Boldrini a Rieti: la Costituzione «documento attuale e contemporaneo»

Accolta a Rieti tra gli applausi degli studenti il Presidente della Camera Laura Boldrini. Il sindaco Simone Petrangeli ha introdotto l’incontro: «voi studenti e studentesse siete i veri protagonisti».

«Sono veramente emozionato, è un occasione per parlare di costituzione» continua Petrangeli, portando anche il saluto del presidente del Consiglio Comunale Marroni ancora all’ospedale e ricordando la figura della deputata e costituente Elettra Pollastrini.

La terza carica dello Stato ha salutato studenti e insegnanti, definiti «presidio di cultura e legalità». Presentando il suo intervento ha definito la Costituzione «documento attuale e contemporaneo». «Dobbiamo dare senso a quegli articoli» magari dedicando «un’ora di tempo a malati, anziani, associazioni e al ben comune». Subito dopa la Presidente ha raccontato la storia della Costituzione dicendo però che «la democrazia non è un bene acquisito per sempre: voi dovete custodirlo», e ancora: «fare politica è vivere in modo consapevole». Prima di passare ad analizzare alcuni articoli, ha ricordato la storia di Giulio Regeni: «abbiamo diritto alla verità, non faremo sconti» ha dichiarato tra gli applausi del teatro.

Il primo articolo a essere preso in considerazione è il terzo di cui sottolinea la seconda parte «più che mai d’attualità». Poi gli articoli 10 e 11 legati alla sua attività precedente alle Nazioni Unite.
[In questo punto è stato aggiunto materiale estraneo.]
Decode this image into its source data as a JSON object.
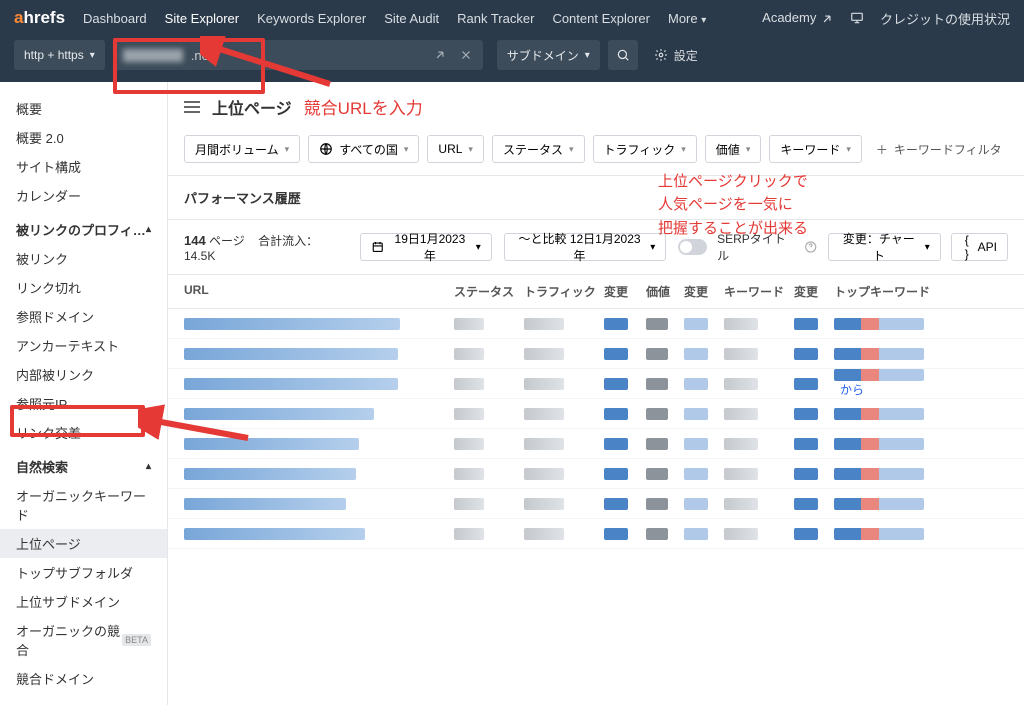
{
  "topbar": {
    "logo_a": "a",
    "logo_rest": "hrefs",
    "nav": [
      "Dashboard",
      "Site Explorer",
      "Keywords Explorer",
      "Site Audit",
      "Rank Tracker",
      "Content Explorer",
      "More"
    ],
    "active_nav_index": 1,
    "academy": "Academy",
    "credit": "クレジットの使用状況"
  },
  "search": {
    "protocol": "http + https",
    "domain_suffix": ".net/",
    "subdomain": "サブドメイン",
    "settings": "設定"
  },
  "sidebar": {
    "items_a": [
      "概要",
      "概要 2.0",
      "サイト構成",
      "カレンダー"
    ],
    "section_b": "被リンクのプロフィ…",
    "items_b": [
      "被リンク",
      "リンク切れ",
      "参照ドメイン",
      "アンカーテキスト",
      "内部被リンク",
      "参照元IP",
      "リンク交差"
    ],
    "section_c": "自然検索",
    "items_c": [
      "オーガニックキーワード",
      "上位ページ",
      "トップサブフォルダ",
      "上位サブドメイン",
      "オーガニックの競合",
      "競合ドメイン"
    ],
    "beta_label": "BETA"
  },
  "page": {
    "title": "上位ページ",
    "annotation_input": "競合URLを入力",
    "annotation_lines": [
      "上位ページクリックで",
      "人気ページを一気に",
      "把握することが出来る"
    ]
  },
  "filters": {
    "volume": "月間ボリューム",
    "country": "すべての国",
    "url": "URL",
    "status": "ステータス",
    "traffic": "トラフィック",
    "value": "価値",
    "keyword": "キーワード",
    "add": "キーワードフィルタ"
  },
  "perf_header": "パフォーマンス履歴",
  "summary": {
    "pages_count": "144",
    "pages_label": "ページ",
    "inflow_label": "合計流入：",
    "inflow_value": "14.5K",
    "date1": "19日1月2023年",
    "date_compare": "〜と比較 12日1月2023年",
    "serp_title": "SERPタイトル",
    "change_chart": "変更：チャート",
    "api": "API"
  },
  "table": {
    "headers": {
      "url": "URL",
      "status": "ステータス",
      "traffic": "トラフィック",
      "change": "変更",
      "value": "価値",
      "change2": "変更",
      "keyword": "キーワード",
      "change3": "変更",
      "topkw": "トップキーワード"
    },
    "link_suffix": "から",
    "rows": 8
  }
}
E a proposto di rifugiati ammonisce: «se tutti avessero fatto la propria parte non ci sarebbe emergenza. L’emergenza si deve all’egoismo». Ha poi aggiunto che questo è il «momento giusto per fare un salto, abbiamo bisogno degli stati uniti d’Europa per affrontare le sfide» l’ultimo articolo preso in considerazione è il 54: la politica è una «grande responsabilità. Purtroppo ci sono elementi che non onorano la Costituzione, politici che l’hanno sporcata». «Però non bisogna generalizzare, la generalizzazione è la tomba della verità», concludendo che «sarebbe assolutorio pensare che è solo un problema di politica, chi non fa la propria parte è complice».

A questo punto alcuni ragazzi di medie e superiori si sono alzati per porre delle domande. Una studentessa ha chiesto quali interventi siano necessari per superare le discriminazioni di genere, ancora molto forti nonostante i 70 anni che ci separano dal suffragio universale. Il Presidente della Camera ha accolto con piacere la domanda rispondendo che è un problema di welfare e di cultura familiare.

Un altro ha posto la questione della costituzionalità del decreto salva banche. E poi le azioni da intraprendere per regolare i flussi migratori. Un ragazzo delle medie, il «baby sindaco», ha invece riflettuto su come una repubblica possa fondarsi sul lavoro in uno scenario di diffuso precariato. Per ultimo uno studente ha chiesto se siano necessarie modifiche all’art. 11 (l’Italia ripudia la guerra) per affrontare il terrorismo.

A tutti questi temi la Boldrini ha risposto in maniera chiara e puntuale, ad esempio sull’articolo 11 dichiara fermamente che «no, è un principio intoccabile. Le missioni di peace keeping, a cui l’Italia aderisce sono un’altra cosa.»

Successivamente le studentesse del liceo artistico Calcagnadoro hanno consegnato al Presidente della Camera una maglietta realizzata da loro. Prima di terminare è stata invitata sul palco Vanda Pollastrini, nipote di Elettra, che ha con emozione ricordato la figura della zia.

«Davvero una bellissima mattinata» ha concluso il sindaco Petrangeli, rimandando l’appuntamento pomeridiano al monumento ai Martiri delle Fosse Reatine.